Phil Chambers

Personal information
- Full name: Philip Martin Chambers
- Date of birth: 10 November 1953 (age 71)
- Place of birth: Barnsley, England
- Height: 5 ft 7 in (1.70 m)
- Position(s): Left back

Senior career*
- Years: Team / Apps / (Gls)
- 1971–1985: Barnsley / 442 / (7)
- 1985: Rochdale / 10 / (0)
- 1985–1986: Hartlepool United / 29 / (0)
- Total:  / 481 / (7)

International career
- England schoolboys

Managerial career
- 1993: Scarborough

= Phil Chambers (footballer) =

English footballer (born 1953)

Philip Martin Chambers (born 10 November 1953) is an English former professional footballer who played as a left back.

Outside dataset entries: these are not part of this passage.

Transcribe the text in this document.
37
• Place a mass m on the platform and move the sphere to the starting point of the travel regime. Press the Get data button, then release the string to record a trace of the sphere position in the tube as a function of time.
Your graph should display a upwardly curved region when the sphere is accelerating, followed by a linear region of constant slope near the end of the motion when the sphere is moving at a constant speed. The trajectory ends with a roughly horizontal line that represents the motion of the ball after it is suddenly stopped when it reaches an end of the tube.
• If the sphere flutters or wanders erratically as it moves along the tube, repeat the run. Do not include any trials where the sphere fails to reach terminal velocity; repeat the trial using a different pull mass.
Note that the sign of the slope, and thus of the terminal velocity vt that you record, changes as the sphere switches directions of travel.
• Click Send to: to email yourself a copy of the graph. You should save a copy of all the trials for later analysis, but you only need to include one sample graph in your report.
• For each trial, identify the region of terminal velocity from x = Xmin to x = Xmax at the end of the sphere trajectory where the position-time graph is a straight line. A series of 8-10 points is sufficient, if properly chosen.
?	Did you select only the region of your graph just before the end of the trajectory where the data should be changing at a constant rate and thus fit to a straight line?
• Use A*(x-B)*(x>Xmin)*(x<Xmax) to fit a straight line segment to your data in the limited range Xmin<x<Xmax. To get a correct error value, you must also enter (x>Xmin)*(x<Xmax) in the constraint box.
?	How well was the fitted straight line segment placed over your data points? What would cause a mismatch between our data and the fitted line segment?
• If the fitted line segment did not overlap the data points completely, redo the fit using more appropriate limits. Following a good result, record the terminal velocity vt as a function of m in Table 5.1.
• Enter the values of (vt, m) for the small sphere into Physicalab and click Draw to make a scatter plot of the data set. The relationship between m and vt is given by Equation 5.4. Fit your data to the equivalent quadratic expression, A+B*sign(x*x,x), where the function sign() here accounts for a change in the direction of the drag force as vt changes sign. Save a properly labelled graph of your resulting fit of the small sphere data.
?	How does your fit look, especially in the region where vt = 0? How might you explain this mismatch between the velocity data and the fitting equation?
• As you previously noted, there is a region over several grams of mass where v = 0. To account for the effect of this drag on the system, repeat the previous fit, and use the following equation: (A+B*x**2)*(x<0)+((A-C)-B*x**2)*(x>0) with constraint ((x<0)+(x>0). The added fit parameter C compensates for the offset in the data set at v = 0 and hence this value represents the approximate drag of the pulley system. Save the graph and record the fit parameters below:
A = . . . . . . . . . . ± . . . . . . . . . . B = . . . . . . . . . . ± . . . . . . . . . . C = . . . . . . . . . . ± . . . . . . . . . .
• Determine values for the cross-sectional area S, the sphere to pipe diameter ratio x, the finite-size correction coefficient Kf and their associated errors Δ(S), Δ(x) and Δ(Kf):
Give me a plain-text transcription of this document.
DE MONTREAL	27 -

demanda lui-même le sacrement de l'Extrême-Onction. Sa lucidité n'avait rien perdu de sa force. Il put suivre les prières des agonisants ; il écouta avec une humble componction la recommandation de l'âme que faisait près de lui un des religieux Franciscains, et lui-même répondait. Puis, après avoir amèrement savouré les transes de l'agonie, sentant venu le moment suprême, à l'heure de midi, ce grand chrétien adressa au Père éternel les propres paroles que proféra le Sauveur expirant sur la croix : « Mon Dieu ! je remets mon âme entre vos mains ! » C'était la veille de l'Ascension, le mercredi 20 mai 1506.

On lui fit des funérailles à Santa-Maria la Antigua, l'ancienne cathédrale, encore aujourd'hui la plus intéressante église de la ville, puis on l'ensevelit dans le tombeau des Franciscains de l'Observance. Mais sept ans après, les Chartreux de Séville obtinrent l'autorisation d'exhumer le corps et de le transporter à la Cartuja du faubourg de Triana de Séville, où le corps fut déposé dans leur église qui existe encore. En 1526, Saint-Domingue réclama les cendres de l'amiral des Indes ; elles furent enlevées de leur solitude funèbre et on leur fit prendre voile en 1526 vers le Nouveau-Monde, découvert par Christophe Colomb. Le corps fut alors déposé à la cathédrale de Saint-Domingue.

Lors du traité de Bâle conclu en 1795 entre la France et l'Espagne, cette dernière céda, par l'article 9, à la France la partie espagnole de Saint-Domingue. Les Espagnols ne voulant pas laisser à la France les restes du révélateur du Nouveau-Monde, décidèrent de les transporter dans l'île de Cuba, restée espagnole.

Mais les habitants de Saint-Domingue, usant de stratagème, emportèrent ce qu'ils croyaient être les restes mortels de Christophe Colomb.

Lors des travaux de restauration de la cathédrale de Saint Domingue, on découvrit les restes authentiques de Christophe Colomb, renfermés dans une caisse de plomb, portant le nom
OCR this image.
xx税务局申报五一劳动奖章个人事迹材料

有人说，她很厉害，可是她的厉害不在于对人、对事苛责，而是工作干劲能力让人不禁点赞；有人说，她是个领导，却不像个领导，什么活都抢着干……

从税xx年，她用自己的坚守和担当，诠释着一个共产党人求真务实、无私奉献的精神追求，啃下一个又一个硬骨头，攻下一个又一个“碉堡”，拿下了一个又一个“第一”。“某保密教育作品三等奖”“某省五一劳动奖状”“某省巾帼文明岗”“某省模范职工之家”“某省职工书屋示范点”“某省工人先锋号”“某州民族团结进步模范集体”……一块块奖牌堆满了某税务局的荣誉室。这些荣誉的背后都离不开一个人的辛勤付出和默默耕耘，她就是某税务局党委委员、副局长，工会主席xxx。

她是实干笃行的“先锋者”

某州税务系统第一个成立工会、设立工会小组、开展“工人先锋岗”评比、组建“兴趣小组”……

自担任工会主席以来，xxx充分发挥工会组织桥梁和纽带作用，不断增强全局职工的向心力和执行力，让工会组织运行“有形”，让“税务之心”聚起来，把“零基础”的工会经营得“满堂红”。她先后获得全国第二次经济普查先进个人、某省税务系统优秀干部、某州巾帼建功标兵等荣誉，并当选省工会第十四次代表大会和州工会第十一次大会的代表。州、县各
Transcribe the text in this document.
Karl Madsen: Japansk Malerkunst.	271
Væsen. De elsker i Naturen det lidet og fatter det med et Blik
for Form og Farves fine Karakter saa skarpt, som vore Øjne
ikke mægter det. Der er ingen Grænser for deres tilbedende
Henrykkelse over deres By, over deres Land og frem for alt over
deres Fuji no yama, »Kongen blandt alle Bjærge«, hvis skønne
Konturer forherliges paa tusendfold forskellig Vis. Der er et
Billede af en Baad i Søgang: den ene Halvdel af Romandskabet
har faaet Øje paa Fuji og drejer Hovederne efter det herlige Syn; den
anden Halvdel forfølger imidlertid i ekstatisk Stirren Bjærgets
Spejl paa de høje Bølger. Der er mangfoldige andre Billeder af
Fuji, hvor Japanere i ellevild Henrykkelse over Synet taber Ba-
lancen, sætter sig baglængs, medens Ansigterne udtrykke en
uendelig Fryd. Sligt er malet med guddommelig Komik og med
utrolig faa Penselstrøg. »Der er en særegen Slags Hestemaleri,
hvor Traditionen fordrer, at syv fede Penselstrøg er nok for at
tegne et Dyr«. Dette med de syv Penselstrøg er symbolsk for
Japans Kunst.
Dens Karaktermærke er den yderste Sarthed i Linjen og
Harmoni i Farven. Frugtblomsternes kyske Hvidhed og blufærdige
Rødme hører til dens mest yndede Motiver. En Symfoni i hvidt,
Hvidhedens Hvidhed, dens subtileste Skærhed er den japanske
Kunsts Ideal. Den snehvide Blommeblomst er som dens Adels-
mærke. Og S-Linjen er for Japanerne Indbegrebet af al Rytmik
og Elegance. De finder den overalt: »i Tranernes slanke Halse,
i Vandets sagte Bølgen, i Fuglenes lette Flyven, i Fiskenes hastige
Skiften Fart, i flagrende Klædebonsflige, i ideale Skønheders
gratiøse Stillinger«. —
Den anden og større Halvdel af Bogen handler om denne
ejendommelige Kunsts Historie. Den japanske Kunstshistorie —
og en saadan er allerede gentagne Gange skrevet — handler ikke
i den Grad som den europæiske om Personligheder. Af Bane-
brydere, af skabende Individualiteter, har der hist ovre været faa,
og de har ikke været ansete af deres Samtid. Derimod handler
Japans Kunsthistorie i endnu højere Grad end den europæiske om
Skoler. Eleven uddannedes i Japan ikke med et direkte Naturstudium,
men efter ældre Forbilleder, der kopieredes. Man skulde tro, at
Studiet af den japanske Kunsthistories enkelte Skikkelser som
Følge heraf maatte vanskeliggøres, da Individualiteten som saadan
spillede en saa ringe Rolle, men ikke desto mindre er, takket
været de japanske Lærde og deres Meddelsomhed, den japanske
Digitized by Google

Having previously joined the Barnsley groundstaff as an apprentice, he became signed a professional contract in November 1971. He had previously played for the England schoolboys team. He made 442 league appearances across 14 years at the club, and was part of the Barnsley team that finished as Third Division runners-up in 1980–81, and thus were promoted to the Second Division.

After leaving Barnsley in summer 1985, he played 10 matches for Rochdale on non-contract terms, before joining Hartlepool United in November 1985 where he made 29 appearances. He was later a youth coach at both Rotherham United and Scarborough, and had a spell managing the latter in 1993, before working at a bacon factory in Barnsley.